Pollock: To capture that conversational style, have you ever thought of just talking your story into a microphone, then transcribing and editing later?
O’Neil: No, but I may give it a try.
Pollock: Do you keep a file of choice and colorful anecdotes from your years in the military?
O’Neil: No, I wish I had, but there are lots of stories out there. The anecdotes about snipers and Explosive Ordinance Disposal are the funniest as they are darkest. Sayings like: “Never start a fight with a man who can end it from another ZIP code,” referring to a sniper with a 50-caliber sniper rifle. Or, referring to an EOD technician failing to defuse a bomb: “If you see me running, try to keep up.” are just a couple of offhand
So all of these amateur comedians in uniform have a lot of material to work with, based mostly on the stupefying ridiculousness of the huge bureaucracy that is the U.S. military. They are given lots of material, but little freedom to use it; hence the frustration. I try and imagine what would accurately be said in humor to mask the occurrence of a bad event.
Someone once said that war is interminable boredom punctuated by moments of terror. An active imagination is what keeps you in good spirits and helps you fill the void or salve your fear. I bet King Leonidas was an especially funny guy to be able to crack wise when confronted by hundreds of thousands of Persian soldiers. His “Come and get them!” [in reply to the Persian ultimatum to lay down his weapons] is, if not the first badass line in history, maybe the best known.
Pollock: Your impressive military and law enforcement background obviously makes you a natural for the techno-thriller genre. Who are your favorite thriller writers?
O’Neil: I really can’t agree on the impressiveness of my military background. As a careerist, I was an abject failure as I was always in the wrong place at the wrong time. Meaning wherever I happened to be, peace was breaking out like mad. I was supposed to jump into Omar Torrijos Airport with the Rangers during Operation Just Cause, but instead I went on to the MP Officer Advance Course. The invasion took place in December of ’89; as I drove home to Connecticut for Christmas break, members of my former unit parachuted into glory. Later, as I sat in Panama enjoying the new era of peace and prosperity, Operation Desert Storm took place. My luck finally caught up with me and I spent part of a tour in Iraq. Other than a couple of nights of rocket fire, the period in Iraq was relatively peaceful. Additionally, I’m a freedom-loving individual and although servicemen defend freedom, they have very little of it inside their ranks. And as you probably noticed by know, I pretty much say what’s on my mind, which is not particularly career-enhancing. The bottom-line is that I was just a guy wanting to see the world on the cheap, but… what was your question again? Oh, yes, favorite thriller writers.  

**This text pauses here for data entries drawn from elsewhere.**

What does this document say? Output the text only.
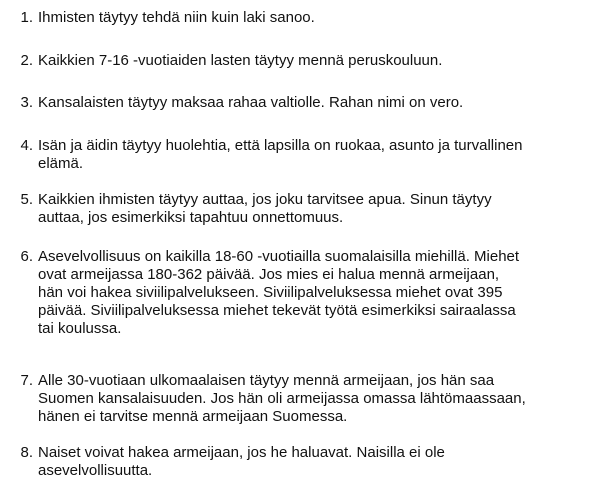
1. Ihmisten täytyy tehdä niin kuin laki sanoo.
2. Kaikkien 7-16 -vuotiaiden lasten täytyy mennä peruskouluun.
3. Kansalaisten täytyy maksaa rahaa valtiolle. Rahan nimi on vero.
4. Isän ja äidin täytyy huolehtia, että lapsilla on ruokaa, asunto ja turvallinen
elämä.
5. Kaikkien ihmisten täytyy auttaa, jos joku tarvitsee apua. Sinun täytyy
auttaa, jos esimerkiksi tapahtuu onnettomuus.
6. Asevelvollisuus on kaikilla 18-60 -vuotiailla suomalaisilla miehillä. Miehet
ovat armeijassa 180-362 päivää. Jos mies ei halua mennä armeijaan,
hän voi hakea siviilipalvelukseen. Siviilipalveluksessa miehet ovat 395
päivää. Siviilipalveluksessa miehet tekevät työtä esimerkiksi sairaalassa
tai koulussa.
7. Alle 30-vuotiaan ulkomaalaisen täytyy mennä armeijaan, jos hän saa
Suomen kansalaisuuden. Jos hän oli armeijassa omassa lähtömaassaan,
hänen ei tarvitse mennä armeijaan Suomessa.
8. Naiset voivat hakea armeijaan, jos he haluavat. Naisilla ei ole
asevelvollisuutta.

Well, you’re certainly a favorite author as of late. I loved The Running Boy and thought Duel of Assassins was particularly well done. But having said that, I have some pretty esoteric tastes when it comes to thrillers. Laurence Shames is a favorite, because he has quirky characters and writes in the Florida Glare genre. I can forgive him for being a bit of a liberal because I like his writing. Elmore Leonard, may he rest in peace, is a personal favorite. His writing and success taught me to believe that you can and should try to write the way people speak. People are funny and they say lots of humorous things, even in tense situations. He famously said, “Try to write what people want to read and leave the rest out.” Leonard labored in relative obscurity for most of his career and finally found some level of acclaim after Hollywood discovered him by basing movies on Get Shorty, 3:10 to Yuma and Jackie Brown.
Another great author I admire is Norman Mailer, but for different reasons. He managed to write a really twisted thriller called Tough Guys Don’t Dance and also wrote the script for the movie of the same name. The protagonist, played by Ryan O’Neal, is watching his world crumble all around him—his wife leaves him, he can’t stop drinking and lastly, there are two heads in a bag in the basement and he is left trying to figure out how they got there. I used to watch the movie when my life was at a low point and it would allow me to think, well, at least I don’t have it as bad as that guy. I believe the movie bombed, but the script closely followed the book and I liked that. 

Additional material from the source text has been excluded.